Près de neuf ans après l’assassinat des experts des Nations unies Zaida Catalan et Michael Sharp dans le Kasaï, la justice militaire congolaise a rendu un arrêt majeur. Ce vendredi 5 juin 2026, la Haute Cour militaire siégeant à Kinshasa a clôturé le procès en appel en prononçant de lourdes condamnations contre plusieurs prévenus, dont le colonel des FARDC Jean de Dieu Mambweni.
Selon les avocats de la défense, l’ensemble des accusés concernés par cette procédure d’appel ont été condamnés à la peine de mort. « Tous ont écopé de la peine de mort, dont mon client le colonel Jean de Dieu Mambweni », a déclaré Me Crispin Tshipamba à l’issue de l’audience. Cette décision marque un tournant dans ce dossier judiciaire particulièrement sensible.

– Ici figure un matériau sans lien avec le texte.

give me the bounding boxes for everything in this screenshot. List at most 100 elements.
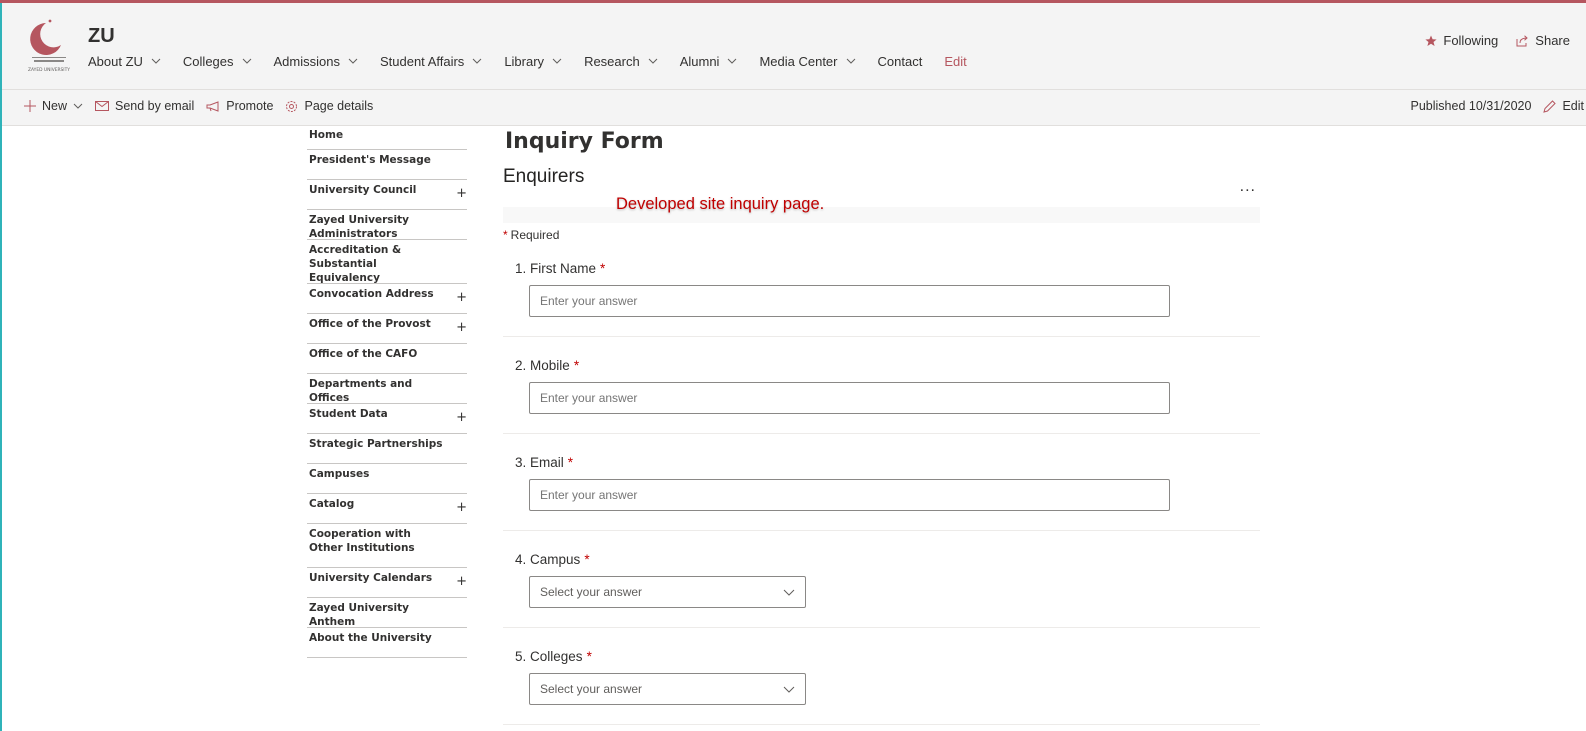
quicknav-item-convocation-address[interactable]: Convocation Address + <box>307 284 467 314</box>
required-star: * <box>567 455 574 470</box>
nav-item-label: Alumni <box>679 53 720 69</box>
nav-admissions[interactable]: Admissions <box>274 54 358 69</box>
form-title: Enquirers <box>503 166 585 187</box>
select-placeholder: Select your answer <box>540 682 643 696</box>
more-options-icon[interactable]: ... <box>1240 178 1256 196</box>
share-label: Share <box>1535 33 1570 48</box>
command-bar: New Send by email Promote Page details P… <box>2 89 1586 126</box>
logo-caption: ZAYED UNIVERSITY <box>28 67 70 73</box>
quicknav-item-university-council[interactable]: University Council + <box>307 180 467 210</box>
nav-colleges[interactable]: Colleges <box>183 54 252 69</box>
chevron-down-icon <box>846 58 855 64</box>
quicknav-item-office-of-the-cafo[interactable]: Office of the CAFO <box>307 344 467 374</box>
quicknav-item-anthem[interactable]: Zayed University Anthem <box>307 598 467 628</box>
share-icon <box>1516 34 1529 46</box>
published-status: Published 10/31/2020 <box>1410 99 1532 113</box>
campus-select[interactable]: Select your answer <box>529 576 806 608</box>
expand-plus-icon[interactable]: + <box>456 575 467 589</box>
quicknav-item-catalog[interactable]: Catalog + <box>307 494 467 524</box>
quicknav-item-label: University Calendars <box>309 572 433 584</box>
nav-edit-link[interactable]: Edit <box>944 54 966 69</box>
nav-student-affairs[interactable]: Student Affairs <box>380 54 482 69</box>
quicknav-item-home[interactable]: Home <box>307 126 467 150</box>
quicknav-item-label: Office of the CAFO <box>309 348 418 360</box>
chevron-down-icon <box>648 58 658 64</box>
quicknav-item-student-data[interactable]: Student Data + <box>307 404 467 434</box>
quicknav-item-label: About the University <box>309 632 432 644</box>
question-label: 5. Colleges * <box>515 649 592 664</box>
new-label: New <box>42 99 68 113</box>
share-button[interactable]: Share <box>1516 33 1570 48</box>
quicknav-item-accreditation[interactable]: Accreditation & Substantial Equivalency <box>307 240 467 284</box>
page-details-label: Page details <box>304 99 374 113</box>
quicknav-item-about-the-university[interactable]: About the University <box>307 628 467 658</box>
question-label: 2. Mobile * <box>515 358 579 373</box>
email-input[interactable] <box>529 479 1170 511</box>
quicknav-item-campuses[interactable]: Campuses <box>307 464 467 494</box>
quicknav-item-label: Catalog <box>309 498 355 510</box>
quicknav-item-university-calendars[interactable]: University Calendars + <box>307 568 467 598</box>
nav-research[interactable]: Research <box>584 54 658 69</box>
quicknav-item-label: Office of the Provost <box>309 318 431 330</box>
quicknav-item-label: Home <box>309 129 344 141</box>
quicknav-item-label: Cooperation with Other Institutions <box>309 528 415 554</box>
page-details-button[interactable]: Page details <box>285 99 373 113</box>
promote-label: Promote <box>226 99 274 113</box>
quicknav-item-label: Departments and Offices <box>309 378 413 404</box>
expand-plus-icon[interactable]: + <box>456 291 467 305</box>
quicknav-item-cooperation[interactable]: Cooperation with Other Institutions <box>307 524 467 568</box>
new-button[interactable]: New <box>24 99 83 113</box>
nav-item-label: Admissions <box>273 53 340 69</box>
nav-alumni[interactable]: Alumni <box>680 54 738 69</box>
required-star: * <box>584 552 590 567</box>
top-navigation: About ZU Colleges Admissions Student Aff… <box>88 51 967 71</box>
star-icon <box>1425 35 1437 46</box>
edit-page-button[interactable]: Edit <box>1543 99 1584 113</box>
nav-item-label: Research <box>584 53 640 69</box>
expand-plus-icon[interactable]: + <box>456 501 467 515</box>
first-name-input[interactable] <box>529 285 1170 317</box>
quicknav-item-office-of-the-provost[interactable]: Office of the Provost + <box>307 314 467 344</box>
quicknav-item-label: Zayed University Administrators <box>309 214 409 240</box>
nav-about-zu[interactable]: About ZU <box>88 54 161 69</box>
nav-item-label: Media Center <box>759 53 838 69</box>
question-number: 5. <box>515 649 527 664</box>
quicknav-item-strategic-partnerships[interactable]: Strategic Partnerships <box>307 434 467 464</box>
quicknav-item-presidents-message[interactable]: President's Message <box>307 150 467 180</box>
question-colleges: 5. Colleges * Select your answer <box>503 628 1260 725</box>
chevron-down-icon <box>728 58 737 64</box>
quicknav-item-label: Accreditation & Substantial Equivalency <box>309 244 402 284</box>
edit-label: Edit <box>1562 99 1584 113</box>
question-label: 3. Email * <box>515 455 573 470</box>
colleges-select[interactable]: Select your answer <box>529 673 806 705</box>
send-by-email-label: Send by email <box>115 99 195 113</box>
question-number: 2. <box>515 358 527 373</box>
pencil-icon <box>1543 99 1557 113</box>
gear-icon <box>286 100 298 112</box>
quicknav-item-administrators[interactable]: Zayed University Administrators <box>307 210 467 240</box>
question-text: Colleges <box>530 649 583 664</box>
following-button[interactable]: Following <box>1425 33 1498 48</box>
promote-button[interactable]: Promote <box>206 99 273 113</box>
select-placeholder: Select your answer <box>540 585 643 599</box>
zu-logo[interactable]: ZAYED UNIVERSITY <box>24 17 74 75</box>
send-by-email-button[interactable]: Send by email <box>95 99 194 113</box>
expand-plus-icon[interactable]: + <box>456 321 467 335</box>
mobile-input[interactable] <box>529 382 1170 414</box>
question-label: 1. First Name * <box>515 261 605 276</box>
megaphone-icon <box>206 100 219 112</box>
site-header: ZAYED UNIVERSITY ZU About ZU Colleges Ad… <box>2 3 1586 89</box>
nav-media-center[interactable]: Media Center <box>759 54 855 69</box>
following-label: Following <box>1443 33 1499 48</box>
nav-contact[interactable]: Contact <box>878 54 923 69</box>
quicknav-item-departments-and-offices[interactable]: Departments and Offices <box>307 374 467 404</box>
question-number: 4. <box>515 552 527 567</box>
expand-plus-icon[interactable]: + <box>456 187 467 201</box>
chevron-down-icon <box>472 58 482 64</box>
mail-icon <box>95 101 110 111</box>
nav-item-label: Student Affairs <box>379 53 465 69</box>
expand-plus-icon[interactable]: + <box>456 411 467 425</box>
site-title[interactable]: ZU <box>88 25 115 48</box>
chevron-down-icon <box>552 58 562 64</box>
nav-library[interactable]: Library <box>504 54 562 69</box>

En première instance, devant la Cour militaire supérieure de l’ex-Kasaï Occidental, le colonel Mambweni avait été condamné en janvier 2022 à dix ans de servitude pénale. La juridiction l’avait reconnu coupable non pas d’une participation directe au meurtre des deux experts onusiens, mais de non-assistance à personnes en danger et de violation des consignes militaires. Estimant cette peine insuffisante, le ministère public avait interjeté appel. De leur côté, les avocats du colonel avaient également contesté le jugement, ouvrant la voie à une nouvelle procédure.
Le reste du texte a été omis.